An E-mail Interview with Shari Miller Wagner


I read somewhere that you were, “working on a series of poems in the 'voices' of historical Indiana women.” I’m not sure when this comment was written, but I wonder what came of that project. What are you currently working on?

SW: I’m currently working on two different projects. The first is a collaborative project with an artist. We’re putting together a book of his paintings of Indiana landscapes with my poems about sacred places throughout the state (places like Turkey Run State Park, the Levi Coffin House and Angel Mounds). My second project involves writing a group of persona poems in the voices of historical women and men who have a connection to Indiana, people like John Chapman, Abraham Lincoln, Francis Slocum, Alice Gray, etc. I’ve been fortunate to receive fellowships that have helped me in the research and travel necessary for these two projects. A Creative Renewal Fellowship from the Arts Council of Indianapolis supported part of the first project, while two grants from the Indiana Arts Commission have helped with expenses involving the second.

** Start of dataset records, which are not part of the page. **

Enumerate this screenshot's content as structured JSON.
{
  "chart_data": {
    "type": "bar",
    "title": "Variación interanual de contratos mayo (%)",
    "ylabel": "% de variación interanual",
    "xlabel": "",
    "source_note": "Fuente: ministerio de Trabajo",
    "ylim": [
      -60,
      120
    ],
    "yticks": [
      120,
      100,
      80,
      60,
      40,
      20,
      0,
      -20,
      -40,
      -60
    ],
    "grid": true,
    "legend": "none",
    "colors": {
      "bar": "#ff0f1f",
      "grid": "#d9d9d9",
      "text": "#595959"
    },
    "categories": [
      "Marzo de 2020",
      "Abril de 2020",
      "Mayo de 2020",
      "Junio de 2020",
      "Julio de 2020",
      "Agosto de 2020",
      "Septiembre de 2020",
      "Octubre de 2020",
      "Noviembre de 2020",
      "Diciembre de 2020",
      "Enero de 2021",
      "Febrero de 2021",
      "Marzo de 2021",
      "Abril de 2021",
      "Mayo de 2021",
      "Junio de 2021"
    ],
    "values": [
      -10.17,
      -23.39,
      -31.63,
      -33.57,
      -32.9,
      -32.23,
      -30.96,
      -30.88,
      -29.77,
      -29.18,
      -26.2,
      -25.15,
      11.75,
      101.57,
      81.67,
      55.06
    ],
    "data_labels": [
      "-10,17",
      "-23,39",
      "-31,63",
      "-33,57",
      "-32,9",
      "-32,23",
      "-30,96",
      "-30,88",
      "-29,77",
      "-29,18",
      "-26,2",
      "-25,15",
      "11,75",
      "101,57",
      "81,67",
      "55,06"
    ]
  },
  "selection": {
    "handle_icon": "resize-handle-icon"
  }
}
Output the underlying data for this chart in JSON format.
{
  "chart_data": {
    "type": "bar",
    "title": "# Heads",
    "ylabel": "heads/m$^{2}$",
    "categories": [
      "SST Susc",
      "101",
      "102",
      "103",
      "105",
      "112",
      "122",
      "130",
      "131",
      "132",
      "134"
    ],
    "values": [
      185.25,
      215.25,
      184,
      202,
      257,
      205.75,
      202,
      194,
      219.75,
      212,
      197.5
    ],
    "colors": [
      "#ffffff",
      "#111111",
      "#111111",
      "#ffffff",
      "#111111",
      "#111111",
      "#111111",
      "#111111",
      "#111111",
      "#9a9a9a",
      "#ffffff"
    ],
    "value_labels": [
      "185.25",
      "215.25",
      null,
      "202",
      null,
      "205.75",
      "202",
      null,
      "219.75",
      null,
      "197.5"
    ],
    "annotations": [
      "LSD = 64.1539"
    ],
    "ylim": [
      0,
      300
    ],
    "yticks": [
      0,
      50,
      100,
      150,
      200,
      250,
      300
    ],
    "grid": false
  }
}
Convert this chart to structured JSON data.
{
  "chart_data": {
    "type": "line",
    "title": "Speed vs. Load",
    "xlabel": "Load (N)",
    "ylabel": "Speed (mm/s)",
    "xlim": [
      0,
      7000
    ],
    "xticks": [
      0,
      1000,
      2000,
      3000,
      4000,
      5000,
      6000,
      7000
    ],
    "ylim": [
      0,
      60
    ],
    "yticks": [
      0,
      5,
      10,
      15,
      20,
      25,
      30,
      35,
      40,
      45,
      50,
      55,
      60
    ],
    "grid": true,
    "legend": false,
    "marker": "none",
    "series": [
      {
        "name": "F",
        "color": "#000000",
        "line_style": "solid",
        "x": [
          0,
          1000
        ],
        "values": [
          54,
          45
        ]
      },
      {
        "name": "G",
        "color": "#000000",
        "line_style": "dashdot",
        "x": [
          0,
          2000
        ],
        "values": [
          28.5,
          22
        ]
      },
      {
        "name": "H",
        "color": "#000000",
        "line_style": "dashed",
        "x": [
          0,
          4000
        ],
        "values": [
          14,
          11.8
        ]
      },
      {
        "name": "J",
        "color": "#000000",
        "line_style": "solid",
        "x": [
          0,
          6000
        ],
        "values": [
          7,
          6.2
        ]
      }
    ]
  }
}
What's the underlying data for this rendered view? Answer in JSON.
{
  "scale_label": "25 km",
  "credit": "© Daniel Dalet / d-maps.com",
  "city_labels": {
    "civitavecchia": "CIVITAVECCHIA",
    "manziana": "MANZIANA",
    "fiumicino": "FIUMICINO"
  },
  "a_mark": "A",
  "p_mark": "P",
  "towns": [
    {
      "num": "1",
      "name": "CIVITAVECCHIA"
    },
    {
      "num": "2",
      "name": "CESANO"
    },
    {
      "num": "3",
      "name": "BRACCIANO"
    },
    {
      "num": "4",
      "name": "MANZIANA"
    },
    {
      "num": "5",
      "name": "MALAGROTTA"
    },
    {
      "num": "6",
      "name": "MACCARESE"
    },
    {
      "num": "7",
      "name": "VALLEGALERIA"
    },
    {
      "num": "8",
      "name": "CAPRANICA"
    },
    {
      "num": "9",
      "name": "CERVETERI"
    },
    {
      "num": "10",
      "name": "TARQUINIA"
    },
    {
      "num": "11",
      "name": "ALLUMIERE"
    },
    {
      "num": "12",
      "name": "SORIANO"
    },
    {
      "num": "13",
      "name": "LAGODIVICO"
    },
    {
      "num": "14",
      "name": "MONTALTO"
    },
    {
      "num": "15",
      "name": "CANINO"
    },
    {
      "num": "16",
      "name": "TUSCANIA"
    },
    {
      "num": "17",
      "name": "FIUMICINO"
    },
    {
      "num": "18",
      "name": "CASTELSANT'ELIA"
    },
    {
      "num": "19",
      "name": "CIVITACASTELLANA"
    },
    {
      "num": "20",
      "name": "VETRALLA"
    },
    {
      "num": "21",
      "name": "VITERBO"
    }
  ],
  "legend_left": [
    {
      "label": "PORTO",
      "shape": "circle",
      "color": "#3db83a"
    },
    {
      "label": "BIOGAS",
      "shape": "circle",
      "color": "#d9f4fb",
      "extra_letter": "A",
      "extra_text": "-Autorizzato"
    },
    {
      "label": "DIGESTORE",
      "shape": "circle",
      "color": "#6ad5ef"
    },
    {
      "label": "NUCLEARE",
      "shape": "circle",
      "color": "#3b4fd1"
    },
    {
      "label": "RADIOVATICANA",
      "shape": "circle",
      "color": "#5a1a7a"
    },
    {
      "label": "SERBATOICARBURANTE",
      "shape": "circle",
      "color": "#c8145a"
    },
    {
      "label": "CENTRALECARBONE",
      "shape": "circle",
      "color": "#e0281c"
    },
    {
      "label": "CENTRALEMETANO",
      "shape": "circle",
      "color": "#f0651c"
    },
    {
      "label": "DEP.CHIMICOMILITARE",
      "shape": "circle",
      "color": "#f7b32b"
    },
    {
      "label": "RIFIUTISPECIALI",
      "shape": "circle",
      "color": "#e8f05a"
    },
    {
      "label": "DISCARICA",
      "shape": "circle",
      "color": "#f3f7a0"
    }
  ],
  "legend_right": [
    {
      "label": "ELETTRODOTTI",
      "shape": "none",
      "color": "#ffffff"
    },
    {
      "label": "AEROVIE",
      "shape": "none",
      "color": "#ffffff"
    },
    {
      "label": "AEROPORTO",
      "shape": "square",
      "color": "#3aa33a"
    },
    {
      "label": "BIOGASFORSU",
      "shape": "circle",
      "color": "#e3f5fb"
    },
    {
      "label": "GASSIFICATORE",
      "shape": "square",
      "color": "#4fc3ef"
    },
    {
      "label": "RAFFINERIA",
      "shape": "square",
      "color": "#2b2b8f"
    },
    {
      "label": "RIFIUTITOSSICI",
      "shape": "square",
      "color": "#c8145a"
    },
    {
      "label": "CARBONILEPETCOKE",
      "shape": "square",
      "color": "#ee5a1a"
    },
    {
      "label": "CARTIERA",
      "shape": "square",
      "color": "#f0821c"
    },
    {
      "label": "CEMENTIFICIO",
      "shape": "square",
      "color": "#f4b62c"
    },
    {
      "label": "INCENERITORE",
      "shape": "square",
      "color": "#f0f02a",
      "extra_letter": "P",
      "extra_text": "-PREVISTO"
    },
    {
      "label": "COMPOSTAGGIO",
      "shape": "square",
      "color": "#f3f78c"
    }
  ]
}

Briefly share your definition of what poetry is. Also, what do you consider to be the elements of poetry that determine whether it is “good” or not?

SW: Poetry is essentially the language of mythology. It reaches from the conscious into the unconscious to retrieve those symbols that connect our personal experience to the universal. But it does this with its eyes closed reaching intuitively and with trust.

Good poetry has strong wings and soars off the page. It was born from darkness and returns to its nest.


When did you start writing poetry, and when did you realize that you would always to write poetry?

SW: My first poem was an illustrated persona poem that I wrote in second grade. I was a sidewalk and felt sad because people were walking all over me. . . But that poem was written for a school assignment. I really began feeling an authentic urge to write poetry during my eighth grade year in East Africa. The Somali desert was vast and desolate . . . and I felt a great desire to paint its beauty with words.

When I came back to Indiana and still felt the strong need to write poems, that’s when I knew I’d keep writing.


Who are you writing for? What audience is reading your poetry? What audience do you hope to be directing your work toward, or do you think the audience should be considered at all?

SW: My first audience is myself. If I knew no one but me would ever read my poems, I would still write them. I love the process of writing, the excitement of finding the word that has just the right sound and sense. And I appreciate how writing poems helps me to find meaning from experience and to connect my inner life with the exterior world. But I also am aware of writing for a larger audience, too—people who read my poems in a magazine or in a book or who come to hear them at a reading.

When I write I’m aware that I’m writing for an audience, but my allegiance is to the poem. I always feel that the poem already exists, and I just have to “find” it—the way a sculptor believes the statue is in the stone.


This may go along with the previous question. How would you say your time in Africa and other countries, along with Mennonite background, effects your poetry?

SW: I think the Mennonite value of simplicity has influenced my writing style: I work hard at weeding out words that don’t pull their weight, and I tend to favor archetypal words over fancy words that “show off.” My Mennonite background, with its value on community, has probably also influenced the outward search of my poems, how I always seem to be looking for connections between individuals or between the past and the present, humans and the natural world, or even the dead and the living.

I’ve been extremely blessed to have spent time in several third world countries (Somalia, Kenya, Honduras and Haiti), as well as several years in a Choctaw community in Louisiana. Not only has this time caused me to see America culture from other perspectives, but it has influenced my beliefs on a deep level. I connect with many of the values of “tribal societies”—the sacredness of the earth, the connection between the dead and the living, the wisdom of dreams, to just name a few.


Over the years that you have written, how has your poetry changed? Have you seen your poetry go through different stages?

SWi: My favorite subject matter hasn’t really changed over the course of time. As a young poet, I liked writing about nature and I also enjoyed using personas. My current projects reflect both of these interests. But I am a much more prolific writer now and my attitude toward finding subject matter has certainly changed. I used to wait until a poem knocked at my door, begging to come in— now I go out and invite it home with me.

Another change is that my chief focus when I began writing poetry was with imagery, but now I am just as concerned about the sound and rhythm of words and how the music of the poem reinforces its meaning.